Anyway, yeah. Those are the changes I can remember doing to my person, before having shaved off my eyebrows.
I watched "The Wall" a bunch of times (I lost count x_x), I think I was up to seven times and the moment when Pink shaves off his eyebrows, for some reason, always really catches my attention. Maybe it's his facial expression whilst doing it or maybe there's something to be understood at that moment that I don't quite grasp.
Like, at first he's shaving his chest hair and he seems child like in his excitement, specially while he's rinsing the shaving cream off. Like, he's just dicking around "oh, haha, I'm gonna shave mah chest hair and it's gon' be CRAY-ZEE haha". But when he looks up at his face and touches his eyebrows and then they don't show his face again until he's shaved them off, that part just gets me.
It's like the moment where he just accepts he's mad and embraces his insanity. And each time I saw the movie, it made me want to do it myself.

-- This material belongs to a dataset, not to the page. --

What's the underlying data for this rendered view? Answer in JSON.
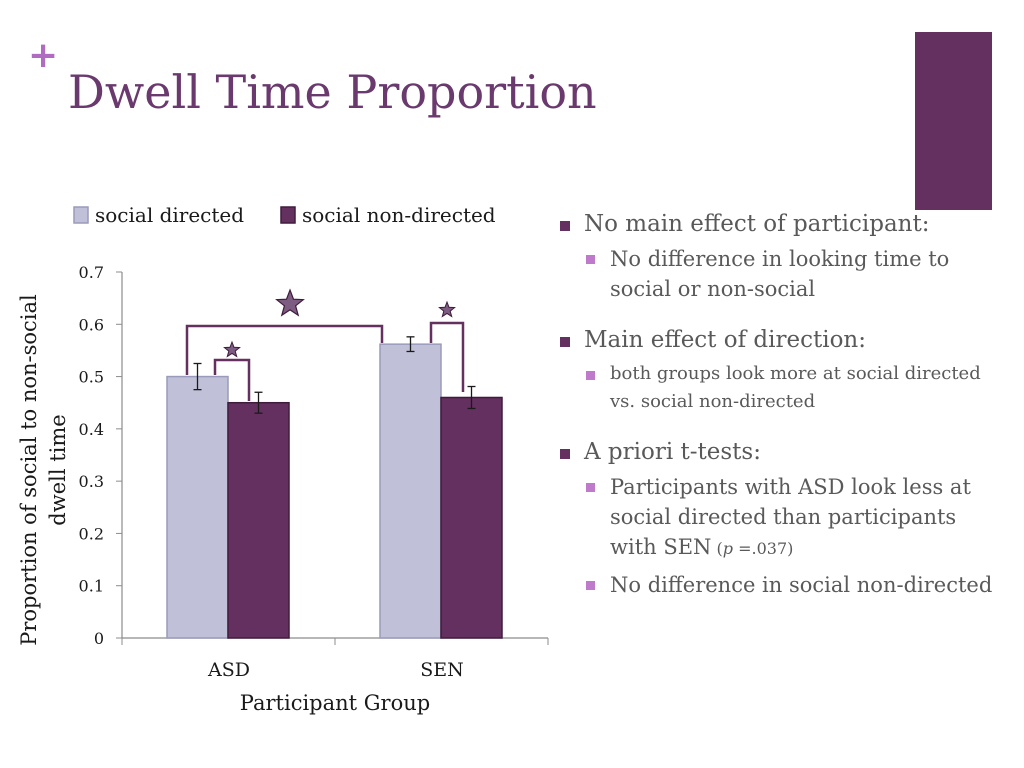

I thought a lot about it, because that happened maybe two years ago, now? Surely, more than a year, though.
I'm definitely not mad/going mad, but I try to heed to my impulses sometimes, because if it's something that's lingered there for so long, BEGGING me to do it, then I gotta listen.
I told my dad, brother and boyfriend I wanted to do it and they were all like "pft, it's gonna look ugleh" and they were right XD
It's cool, though, because I'm incredibly satisfied that I did it and it's been very interesting.
My hands trembled as I did it and I didn't cut them off all in one sweep and it was also kind of painful. I guess I should have gotten them wet or put some soap or something.
It was real strange how my brow and forehead looked so flat and how expressionless I looked. And I thought the fact that that protrudes a little bit, would be enough to leave some of the expression in my face, but it didn't at all. I looked expressionless and like I was wearing a mask and looked super weird when I smiled, cried, frowned or did any of the gestures I like making.
I also found it incredibly curious how something dark, like the eyebrows, would cause something to protrude. I say this, because when I paint or draw, dark things are usually used to bring things to the background and to give depth, not to make things stand out. And, in the case of the eyebrows, it's totally the opposite: Something dark, makes something stand out.
Also, I did this at maybe one or two in the morning, after having gone out with my boyfriend and as soon as I went to bed, I got real nervous about what I had just done, I was like "what the fuck did I just do? x____x". And when I woke up in the morning, the same thing.
I tried drawing them on in the morning because there was no way shit fucking hell that I'd go out like that. And I was pleasantly surprised at the good job I did. I guess being an artist really IS useful sometimes XD
I just kind of traced on the shadow that was left of my eyebrows and then, removed the excess black from the eyeliner with my fingers. And nobody could tell they were gone, while they were drawn on.
Now that they've grown out a little bit, I like how it's all looking. It looks like I have really light colored eyebrows and I feel like I look really threatening or scary.
I feel like I kind of look like.. a Victorian type or one of those women from the twenties or whichever of those times when looking like a doll was in vogue.
I'm glad I did it, but I can't wait for them to be back.